Knowing the origins and destinations of pedestrians’ paths is key to the initialization of crowd simulations. Unfortunately, they are difficult to measure in the real world. This is one major challenge for live predictions during events such as festivals, soccer games, protest marches, and many others. Sensor data can be used to feed real-world observations into simulations in real-time. As input data for this study, we use density heatmaps generated from real-world trajectory data obtained from stereo sensors. Density information is compact, of constant size, and in general easier to obtain than e.g., individual trajectories. Therefore, the information limitation improves the applicability to other scenarios. We include the absolute pedestrian trip counts from origins to destinations during a brief time interval in an OD matrix, including unknown destinations due to sensor errors. Our goal is to estimate these OD matrices from a series of density heatmaps for the same interval. For this, we compute the ground truth OD matrices and density heatmaps using real-world trajectory data from a train station.
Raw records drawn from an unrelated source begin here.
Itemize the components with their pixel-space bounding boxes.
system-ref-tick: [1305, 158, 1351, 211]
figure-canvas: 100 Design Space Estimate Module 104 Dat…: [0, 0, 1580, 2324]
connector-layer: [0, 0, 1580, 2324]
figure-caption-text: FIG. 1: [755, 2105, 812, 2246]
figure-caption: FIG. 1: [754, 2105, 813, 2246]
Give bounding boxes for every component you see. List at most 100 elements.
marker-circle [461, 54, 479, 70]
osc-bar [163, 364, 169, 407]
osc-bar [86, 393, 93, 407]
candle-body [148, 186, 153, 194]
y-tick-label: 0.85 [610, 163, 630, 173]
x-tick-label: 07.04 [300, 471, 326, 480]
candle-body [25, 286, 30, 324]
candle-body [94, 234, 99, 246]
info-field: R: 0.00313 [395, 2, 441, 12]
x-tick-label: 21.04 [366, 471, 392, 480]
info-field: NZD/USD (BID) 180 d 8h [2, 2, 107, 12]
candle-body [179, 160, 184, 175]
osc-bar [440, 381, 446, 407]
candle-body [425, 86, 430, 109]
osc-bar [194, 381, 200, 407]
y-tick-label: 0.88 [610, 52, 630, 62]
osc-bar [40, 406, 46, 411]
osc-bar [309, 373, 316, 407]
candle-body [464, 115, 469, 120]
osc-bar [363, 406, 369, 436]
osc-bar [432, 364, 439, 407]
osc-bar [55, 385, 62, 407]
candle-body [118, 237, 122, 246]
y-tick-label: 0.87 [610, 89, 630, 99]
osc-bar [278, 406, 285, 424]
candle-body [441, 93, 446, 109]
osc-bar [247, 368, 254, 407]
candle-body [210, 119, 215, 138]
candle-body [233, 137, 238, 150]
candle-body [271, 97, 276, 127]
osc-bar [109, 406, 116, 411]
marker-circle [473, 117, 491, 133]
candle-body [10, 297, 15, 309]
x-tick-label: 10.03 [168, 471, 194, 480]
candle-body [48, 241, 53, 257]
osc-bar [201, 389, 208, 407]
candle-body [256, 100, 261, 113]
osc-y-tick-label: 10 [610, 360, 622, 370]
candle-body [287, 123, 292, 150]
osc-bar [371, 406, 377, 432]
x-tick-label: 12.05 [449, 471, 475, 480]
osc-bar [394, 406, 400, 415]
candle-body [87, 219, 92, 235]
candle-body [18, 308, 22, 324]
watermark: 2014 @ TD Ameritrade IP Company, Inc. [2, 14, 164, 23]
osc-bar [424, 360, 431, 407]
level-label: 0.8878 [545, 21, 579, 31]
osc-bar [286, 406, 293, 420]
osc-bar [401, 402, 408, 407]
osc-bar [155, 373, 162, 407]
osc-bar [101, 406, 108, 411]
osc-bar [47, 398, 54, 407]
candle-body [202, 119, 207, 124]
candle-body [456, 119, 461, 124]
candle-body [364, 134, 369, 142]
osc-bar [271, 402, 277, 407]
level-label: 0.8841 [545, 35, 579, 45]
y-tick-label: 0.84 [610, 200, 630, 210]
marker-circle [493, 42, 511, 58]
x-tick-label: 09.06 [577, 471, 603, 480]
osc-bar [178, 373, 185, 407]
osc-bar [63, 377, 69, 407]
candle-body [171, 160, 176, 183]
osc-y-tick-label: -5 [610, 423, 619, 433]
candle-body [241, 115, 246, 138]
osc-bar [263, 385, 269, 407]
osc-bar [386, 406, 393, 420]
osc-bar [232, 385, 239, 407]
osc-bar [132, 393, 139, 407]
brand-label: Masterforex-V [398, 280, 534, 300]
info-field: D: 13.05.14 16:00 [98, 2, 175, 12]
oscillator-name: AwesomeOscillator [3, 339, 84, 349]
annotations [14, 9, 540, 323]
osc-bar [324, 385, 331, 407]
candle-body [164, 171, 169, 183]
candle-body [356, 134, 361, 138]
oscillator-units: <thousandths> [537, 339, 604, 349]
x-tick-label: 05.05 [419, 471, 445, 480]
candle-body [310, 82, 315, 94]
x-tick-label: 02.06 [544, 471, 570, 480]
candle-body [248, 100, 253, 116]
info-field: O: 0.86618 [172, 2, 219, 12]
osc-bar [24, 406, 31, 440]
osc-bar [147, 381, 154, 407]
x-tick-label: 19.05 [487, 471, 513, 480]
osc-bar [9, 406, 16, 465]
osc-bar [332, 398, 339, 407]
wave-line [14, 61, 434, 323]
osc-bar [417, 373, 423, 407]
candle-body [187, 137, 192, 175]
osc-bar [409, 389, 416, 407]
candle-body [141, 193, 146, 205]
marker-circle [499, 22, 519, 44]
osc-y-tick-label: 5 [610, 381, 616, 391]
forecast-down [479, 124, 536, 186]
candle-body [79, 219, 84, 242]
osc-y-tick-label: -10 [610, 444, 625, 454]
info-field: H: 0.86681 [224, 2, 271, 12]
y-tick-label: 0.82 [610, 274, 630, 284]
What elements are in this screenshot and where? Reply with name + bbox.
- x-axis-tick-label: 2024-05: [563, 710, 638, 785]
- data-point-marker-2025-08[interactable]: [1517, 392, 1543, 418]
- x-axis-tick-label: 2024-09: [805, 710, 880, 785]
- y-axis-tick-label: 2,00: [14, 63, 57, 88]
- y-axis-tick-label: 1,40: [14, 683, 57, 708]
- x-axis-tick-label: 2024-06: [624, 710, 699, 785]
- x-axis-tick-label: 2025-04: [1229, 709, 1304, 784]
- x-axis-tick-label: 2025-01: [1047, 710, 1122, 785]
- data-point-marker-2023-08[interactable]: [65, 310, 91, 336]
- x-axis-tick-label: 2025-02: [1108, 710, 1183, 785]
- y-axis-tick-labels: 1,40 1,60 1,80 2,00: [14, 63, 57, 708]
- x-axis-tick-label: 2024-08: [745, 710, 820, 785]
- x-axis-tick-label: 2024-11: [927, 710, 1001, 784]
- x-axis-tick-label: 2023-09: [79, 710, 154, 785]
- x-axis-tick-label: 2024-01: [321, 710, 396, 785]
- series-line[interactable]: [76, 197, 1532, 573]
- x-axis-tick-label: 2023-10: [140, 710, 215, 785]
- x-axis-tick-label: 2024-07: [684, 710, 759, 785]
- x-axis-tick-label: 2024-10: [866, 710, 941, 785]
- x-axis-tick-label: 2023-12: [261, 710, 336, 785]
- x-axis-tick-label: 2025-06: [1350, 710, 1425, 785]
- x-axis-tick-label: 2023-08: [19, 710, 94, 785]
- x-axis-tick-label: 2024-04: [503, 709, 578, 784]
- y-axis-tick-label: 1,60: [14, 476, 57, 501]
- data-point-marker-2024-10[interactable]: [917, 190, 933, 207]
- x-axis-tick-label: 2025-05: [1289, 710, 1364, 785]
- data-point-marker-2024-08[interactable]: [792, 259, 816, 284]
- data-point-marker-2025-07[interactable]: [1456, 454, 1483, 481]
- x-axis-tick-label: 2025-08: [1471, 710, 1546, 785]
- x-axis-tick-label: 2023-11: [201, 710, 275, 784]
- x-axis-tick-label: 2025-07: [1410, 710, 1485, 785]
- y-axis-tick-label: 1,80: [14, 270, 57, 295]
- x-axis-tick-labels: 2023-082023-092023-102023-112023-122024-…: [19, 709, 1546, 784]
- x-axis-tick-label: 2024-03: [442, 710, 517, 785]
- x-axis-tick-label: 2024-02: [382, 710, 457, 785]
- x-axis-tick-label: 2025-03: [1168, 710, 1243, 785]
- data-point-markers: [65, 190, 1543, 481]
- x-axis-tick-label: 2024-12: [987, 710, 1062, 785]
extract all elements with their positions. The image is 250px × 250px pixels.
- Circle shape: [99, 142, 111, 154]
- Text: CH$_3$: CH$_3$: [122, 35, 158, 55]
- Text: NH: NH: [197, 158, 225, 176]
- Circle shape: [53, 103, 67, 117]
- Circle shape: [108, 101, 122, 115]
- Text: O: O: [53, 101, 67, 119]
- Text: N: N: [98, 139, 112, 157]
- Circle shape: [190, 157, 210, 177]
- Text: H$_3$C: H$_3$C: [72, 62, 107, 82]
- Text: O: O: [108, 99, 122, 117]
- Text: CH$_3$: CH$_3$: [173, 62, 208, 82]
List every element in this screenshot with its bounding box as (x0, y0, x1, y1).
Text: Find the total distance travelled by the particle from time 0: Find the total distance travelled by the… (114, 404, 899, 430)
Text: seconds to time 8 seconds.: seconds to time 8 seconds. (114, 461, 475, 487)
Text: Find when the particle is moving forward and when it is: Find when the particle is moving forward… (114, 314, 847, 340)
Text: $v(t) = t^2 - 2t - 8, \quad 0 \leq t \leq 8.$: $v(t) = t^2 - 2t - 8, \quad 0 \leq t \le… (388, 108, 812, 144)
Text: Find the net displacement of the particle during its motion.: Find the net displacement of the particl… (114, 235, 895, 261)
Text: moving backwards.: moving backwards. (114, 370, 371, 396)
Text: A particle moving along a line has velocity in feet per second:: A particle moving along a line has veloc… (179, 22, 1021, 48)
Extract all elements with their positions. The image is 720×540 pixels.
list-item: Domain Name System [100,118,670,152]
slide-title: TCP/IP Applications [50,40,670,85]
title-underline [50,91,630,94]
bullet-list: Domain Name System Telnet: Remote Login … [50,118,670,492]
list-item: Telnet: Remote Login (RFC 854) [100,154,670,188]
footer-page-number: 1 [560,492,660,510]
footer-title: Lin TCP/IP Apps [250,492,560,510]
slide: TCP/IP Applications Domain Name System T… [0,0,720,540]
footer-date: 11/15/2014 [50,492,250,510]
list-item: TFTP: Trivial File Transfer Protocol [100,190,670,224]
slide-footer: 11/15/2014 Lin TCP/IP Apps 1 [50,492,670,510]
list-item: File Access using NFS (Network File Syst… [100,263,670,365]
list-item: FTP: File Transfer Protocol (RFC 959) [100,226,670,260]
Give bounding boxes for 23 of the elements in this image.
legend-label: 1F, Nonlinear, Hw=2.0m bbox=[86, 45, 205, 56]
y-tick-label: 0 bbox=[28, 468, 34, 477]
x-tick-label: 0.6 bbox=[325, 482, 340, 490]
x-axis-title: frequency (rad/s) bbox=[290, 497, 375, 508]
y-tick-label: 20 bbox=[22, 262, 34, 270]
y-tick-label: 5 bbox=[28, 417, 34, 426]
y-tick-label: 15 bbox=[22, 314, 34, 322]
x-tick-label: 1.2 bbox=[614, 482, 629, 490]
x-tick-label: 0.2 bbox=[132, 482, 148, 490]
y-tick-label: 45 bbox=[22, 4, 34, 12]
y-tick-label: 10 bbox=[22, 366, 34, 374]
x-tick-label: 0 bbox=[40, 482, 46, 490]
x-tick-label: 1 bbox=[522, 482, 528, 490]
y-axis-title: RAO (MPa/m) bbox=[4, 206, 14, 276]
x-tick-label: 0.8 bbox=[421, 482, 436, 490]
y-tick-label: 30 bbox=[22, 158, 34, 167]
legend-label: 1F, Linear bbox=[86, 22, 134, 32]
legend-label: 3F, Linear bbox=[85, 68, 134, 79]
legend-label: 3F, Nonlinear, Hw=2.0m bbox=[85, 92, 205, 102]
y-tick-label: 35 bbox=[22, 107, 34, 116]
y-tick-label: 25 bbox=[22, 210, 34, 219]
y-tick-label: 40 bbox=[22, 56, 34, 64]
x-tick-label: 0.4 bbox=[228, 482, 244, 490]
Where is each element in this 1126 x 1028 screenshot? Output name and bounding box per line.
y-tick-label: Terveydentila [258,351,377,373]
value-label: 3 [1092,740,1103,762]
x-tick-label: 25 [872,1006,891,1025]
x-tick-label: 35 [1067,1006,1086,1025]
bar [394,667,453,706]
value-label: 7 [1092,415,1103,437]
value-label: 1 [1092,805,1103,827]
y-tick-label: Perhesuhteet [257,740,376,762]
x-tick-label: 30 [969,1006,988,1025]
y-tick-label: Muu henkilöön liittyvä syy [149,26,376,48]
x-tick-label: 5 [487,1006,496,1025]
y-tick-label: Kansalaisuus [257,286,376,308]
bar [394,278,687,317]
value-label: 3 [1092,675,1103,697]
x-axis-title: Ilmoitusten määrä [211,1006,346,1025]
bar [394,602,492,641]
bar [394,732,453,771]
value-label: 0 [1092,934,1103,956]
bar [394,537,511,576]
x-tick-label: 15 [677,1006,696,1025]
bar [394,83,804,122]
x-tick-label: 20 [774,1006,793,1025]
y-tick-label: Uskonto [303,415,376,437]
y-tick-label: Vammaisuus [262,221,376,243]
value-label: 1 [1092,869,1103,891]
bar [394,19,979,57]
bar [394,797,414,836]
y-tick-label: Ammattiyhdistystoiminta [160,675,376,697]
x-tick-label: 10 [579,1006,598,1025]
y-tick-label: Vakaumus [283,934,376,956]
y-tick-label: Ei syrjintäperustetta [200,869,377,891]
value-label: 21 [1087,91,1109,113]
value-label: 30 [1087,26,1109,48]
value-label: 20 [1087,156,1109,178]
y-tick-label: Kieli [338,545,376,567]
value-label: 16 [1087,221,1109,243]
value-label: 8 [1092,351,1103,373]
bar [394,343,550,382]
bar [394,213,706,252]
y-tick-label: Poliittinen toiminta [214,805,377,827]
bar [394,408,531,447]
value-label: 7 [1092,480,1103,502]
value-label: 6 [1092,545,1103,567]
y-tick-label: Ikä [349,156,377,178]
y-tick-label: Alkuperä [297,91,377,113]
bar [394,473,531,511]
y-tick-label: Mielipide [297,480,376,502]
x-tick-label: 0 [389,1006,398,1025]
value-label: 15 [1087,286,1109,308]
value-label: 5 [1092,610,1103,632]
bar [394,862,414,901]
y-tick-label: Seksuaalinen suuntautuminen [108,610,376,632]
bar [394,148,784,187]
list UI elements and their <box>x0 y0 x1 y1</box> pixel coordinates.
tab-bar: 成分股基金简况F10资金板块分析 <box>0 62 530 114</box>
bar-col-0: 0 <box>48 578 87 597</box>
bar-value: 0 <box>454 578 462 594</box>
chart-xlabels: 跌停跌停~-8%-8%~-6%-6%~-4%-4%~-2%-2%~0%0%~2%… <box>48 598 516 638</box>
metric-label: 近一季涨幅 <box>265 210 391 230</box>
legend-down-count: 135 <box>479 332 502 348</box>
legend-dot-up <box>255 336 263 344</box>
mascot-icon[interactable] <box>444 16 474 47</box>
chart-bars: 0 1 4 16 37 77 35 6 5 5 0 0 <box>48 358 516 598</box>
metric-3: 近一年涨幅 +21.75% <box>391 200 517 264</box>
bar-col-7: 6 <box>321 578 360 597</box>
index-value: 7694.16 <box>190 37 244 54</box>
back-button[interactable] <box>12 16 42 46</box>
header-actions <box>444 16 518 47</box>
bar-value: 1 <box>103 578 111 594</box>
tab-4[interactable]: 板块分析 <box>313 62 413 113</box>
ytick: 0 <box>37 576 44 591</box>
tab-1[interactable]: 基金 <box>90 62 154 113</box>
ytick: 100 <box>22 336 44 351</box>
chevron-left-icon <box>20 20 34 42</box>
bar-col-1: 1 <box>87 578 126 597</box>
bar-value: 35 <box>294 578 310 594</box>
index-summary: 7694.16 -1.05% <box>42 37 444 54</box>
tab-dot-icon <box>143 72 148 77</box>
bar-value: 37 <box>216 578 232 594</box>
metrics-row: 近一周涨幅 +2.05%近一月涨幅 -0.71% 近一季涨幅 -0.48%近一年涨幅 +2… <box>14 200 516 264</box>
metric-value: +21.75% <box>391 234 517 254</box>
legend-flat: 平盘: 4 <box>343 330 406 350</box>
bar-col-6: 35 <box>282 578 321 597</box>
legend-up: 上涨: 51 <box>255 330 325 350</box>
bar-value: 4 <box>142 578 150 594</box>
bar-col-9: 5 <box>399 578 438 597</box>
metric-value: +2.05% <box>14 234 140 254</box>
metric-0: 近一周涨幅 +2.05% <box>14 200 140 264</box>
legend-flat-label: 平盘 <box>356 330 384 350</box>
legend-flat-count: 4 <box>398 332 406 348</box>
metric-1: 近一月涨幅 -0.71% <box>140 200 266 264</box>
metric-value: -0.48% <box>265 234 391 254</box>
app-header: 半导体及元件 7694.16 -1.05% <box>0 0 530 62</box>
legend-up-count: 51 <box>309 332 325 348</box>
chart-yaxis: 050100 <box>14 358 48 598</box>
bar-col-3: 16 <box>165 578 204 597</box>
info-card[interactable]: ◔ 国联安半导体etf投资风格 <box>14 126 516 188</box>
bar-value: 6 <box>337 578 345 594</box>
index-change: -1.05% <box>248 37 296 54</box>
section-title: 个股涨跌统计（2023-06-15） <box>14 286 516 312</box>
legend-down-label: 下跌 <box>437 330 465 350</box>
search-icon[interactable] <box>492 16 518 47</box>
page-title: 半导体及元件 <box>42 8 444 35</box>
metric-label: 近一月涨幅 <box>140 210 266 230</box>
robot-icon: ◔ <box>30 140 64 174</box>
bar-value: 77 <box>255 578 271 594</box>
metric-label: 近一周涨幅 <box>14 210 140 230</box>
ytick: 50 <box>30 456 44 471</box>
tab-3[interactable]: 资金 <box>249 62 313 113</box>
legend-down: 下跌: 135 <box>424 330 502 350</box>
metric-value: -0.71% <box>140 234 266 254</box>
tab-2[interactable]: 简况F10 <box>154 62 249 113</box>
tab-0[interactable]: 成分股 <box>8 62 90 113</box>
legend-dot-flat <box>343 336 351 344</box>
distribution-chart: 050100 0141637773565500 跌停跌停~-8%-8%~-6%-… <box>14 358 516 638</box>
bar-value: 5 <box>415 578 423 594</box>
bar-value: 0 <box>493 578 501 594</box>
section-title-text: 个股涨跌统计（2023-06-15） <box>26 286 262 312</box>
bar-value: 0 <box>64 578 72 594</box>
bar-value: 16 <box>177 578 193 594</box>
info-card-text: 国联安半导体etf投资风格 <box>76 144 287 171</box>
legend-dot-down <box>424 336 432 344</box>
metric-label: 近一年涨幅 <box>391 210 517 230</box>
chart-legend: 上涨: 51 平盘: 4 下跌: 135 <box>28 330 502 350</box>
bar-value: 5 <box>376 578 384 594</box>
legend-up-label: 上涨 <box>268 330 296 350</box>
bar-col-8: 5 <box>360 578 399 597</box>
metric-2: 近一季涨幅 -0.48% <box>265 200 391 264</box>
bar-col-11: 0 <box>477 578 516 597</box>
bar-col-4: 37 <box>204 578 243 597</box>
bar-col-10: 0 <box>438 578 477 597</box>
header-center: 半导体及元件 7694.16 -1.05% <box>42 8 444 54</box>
We employ linear regression as a statistical learning method for estimation. We observe that the linear share of the relationship between density and OD matrix is estimated successfully. Nevertheless, a portion of the data remains that cannot be explained. We attempt to overcome this difficulty with random forest as a nonlinear model. The results indicate that both a linear and a nonlinear model can estimate some features of the OD matrices. However, there is no clear winner in terms of the chosen metric, the R 2 score. Overall, our findings are a strong indicator that OD matrices can indeed be estimated from density heatmaps extracted automatically from sensors.